O objetivo dessa exposição é contribuir para uma reflexão sobre as relações entre imaginário, organização e educação, tema desta mesa-redonda. Para isso, explicitarei inicialmente, dentro do quadro epistemológico ampliado do paradigma da complexidade no qual trabalho, os significados de tais noções e, a seguir, mostrarei a sua fertilidade epistemológica para as pesquisas em educação.
O fio condutor da minha exposição será a noção de polaridade, que implica a de complexidade, cujo princípio básico é a recursividade organizacional (relação complementar, concorrente e antagonista) entre os elementos de um sistema, de acordo com Morin (1980).
Dois exemplos ilustram o que vamos entender por complexidade. Um deles se refere à seqüência do código genético. Em um artigo publicado na Revista da FAPESP (2001) intitulado: Golpe no orgulho vão, seus autores, Carlos Fioravante e Marcos Pivetta, mostram que a grande descoberta do Projeto Genoma é que, a evolução do homem na escala zoológica se deve não à quantidade de pares de genes, mas à complexa relação que se estabelece entre eles. Num gráfico comparativo mostram que o homem tem 3,2 bilhões de pares de genes, enquanto que a ameba tem 670 milhões. Perguntam, então: como com tão poucos pares de genes, o homem pode evoluir tanto, enquanto a ameba continuou no mesmo patamar evolutivo? Concluem os autores que a variabilidade humana é decorrência das complexas interações entre os genes, ou seja, da sua competência organizacional.
Outro exemplo vem da teoria do caos, que postula a existência de sistemas não -lineares. De acordo com ela, sistemas não-lineares são ...sistemas dinâmicos cujo comportamento pode ser descrito somente se se levar em conta a interação dos componentes dentro do sistema e não apenas a soma das qualidades do sistema. (Alvarez, 1996: 141). Em decorrência da interação, tais sistemas apresentam sensível dependência às condições iniciais, ou seja, a menor variação no princípio tem conseqüências imprevisíveis num futuro distante. O exemplo mais conhecido é do enxame de borboletas que, ao bater as asas sobre o golfo do México, produz tempestades na Islândia (idem).

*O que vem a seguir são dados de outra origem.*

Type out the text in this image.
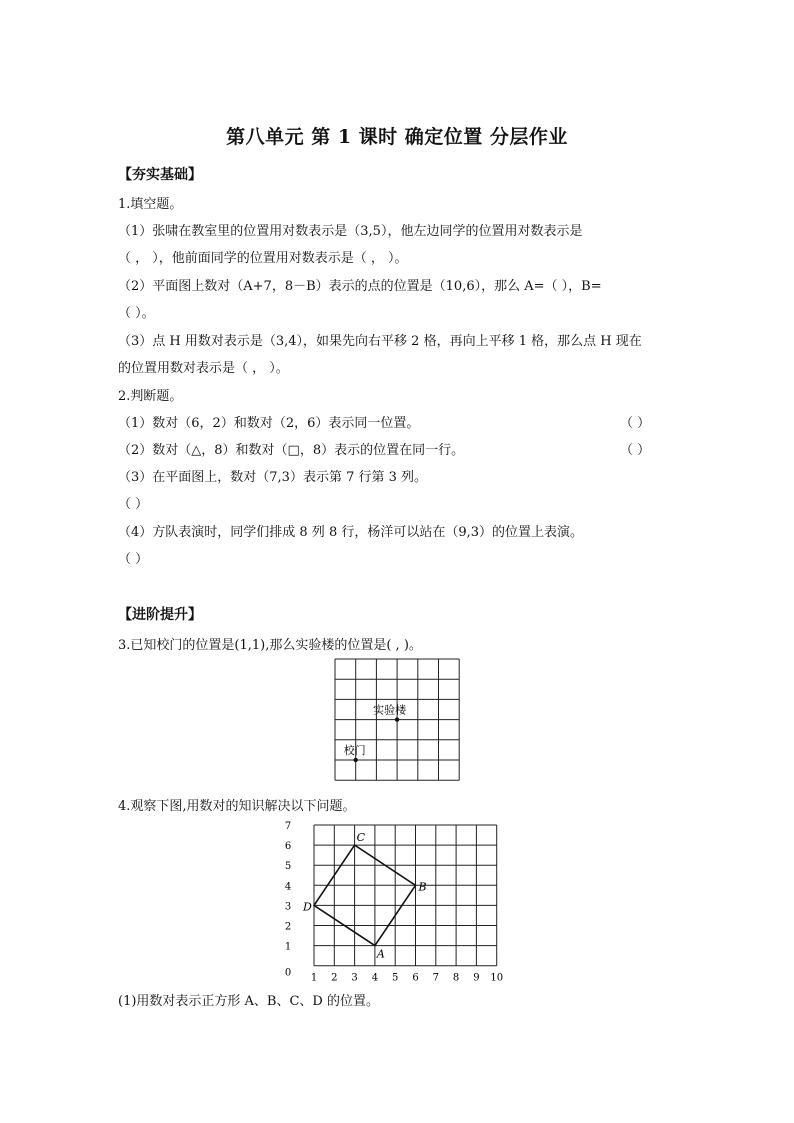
第八单元 第 1 课时 确定位置 分层作业
【夯实基础】
1.填空题。
（1）张啸在教室里的位置用对数表示是（3,5），他左边同学的位置用对数表示是
（ ， ），他前面同学的位置用对数表示是（ ， ）。
（2）平面图上数对（A+7，8－B）表示的点的位置是（10,6），那么 A=（ ），B=
（ ）。
（3）点 H 用数对表示是（3,4），如果先向右平移 2 格，再向上平移 1 格，那么点 H 现在
的位置用数对表示是（ ， ）。
2.判断题。
（1）数对（6，2）和数对（2，6）表示同一位置。	（ ）
（2）数对（△，8）和数对（□，8）表示的位置在同一行。	（ ）
（3）在平面图上，数对（7,3）表示第 7 行第 3 列。
（ ）
（4）方队表演时，同学们排成 8 列 8 行，杨洋可以站在（9,3）的位置上表演。
（ ）
【进阶提升】
3.已知校门的位置是(1,1),那么实验楼的位置是( , )。
校门
实验楼
4.观察下图,用数对的知识解决以下问题。
1 2 3 4 5 6 7 8 9 10
0
1
2
3
4
5
6
7
A
B
C
D
(1)用数对表示正方形 A、B、C、D 的位置。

Tais exemplos evidenciam o que Morin (2001) entende por complexus, ou seja, o que foi tecido junto. Isto significa que só há complexidade quando elementos diferentes, porque tecidos juntos, se tornam inseparáveis, constituindo um todo, um sistema, no qual as partes constituem uma unidade complexa – unitas/multiplex. É importante marcar que a noção de sistema de Morin (1980) se distancia da noção funcionalista e reducionista veiculada na década de sessenta. Enquanto esta última reduz as propriedades das partes às propriedades do todo, simplificando o problema da unidade complexa, aquela parte do pressuposto de que o sistema se constitui a partir da articulação, da organização e da unidade complexa. O sistema é uma complexão, ou seja, um conjunto de partes diversas inter-relacionadas (Morin, 1977). Nessa perspectiva, vamos entender a organização como um sistema auto-organizado complexo.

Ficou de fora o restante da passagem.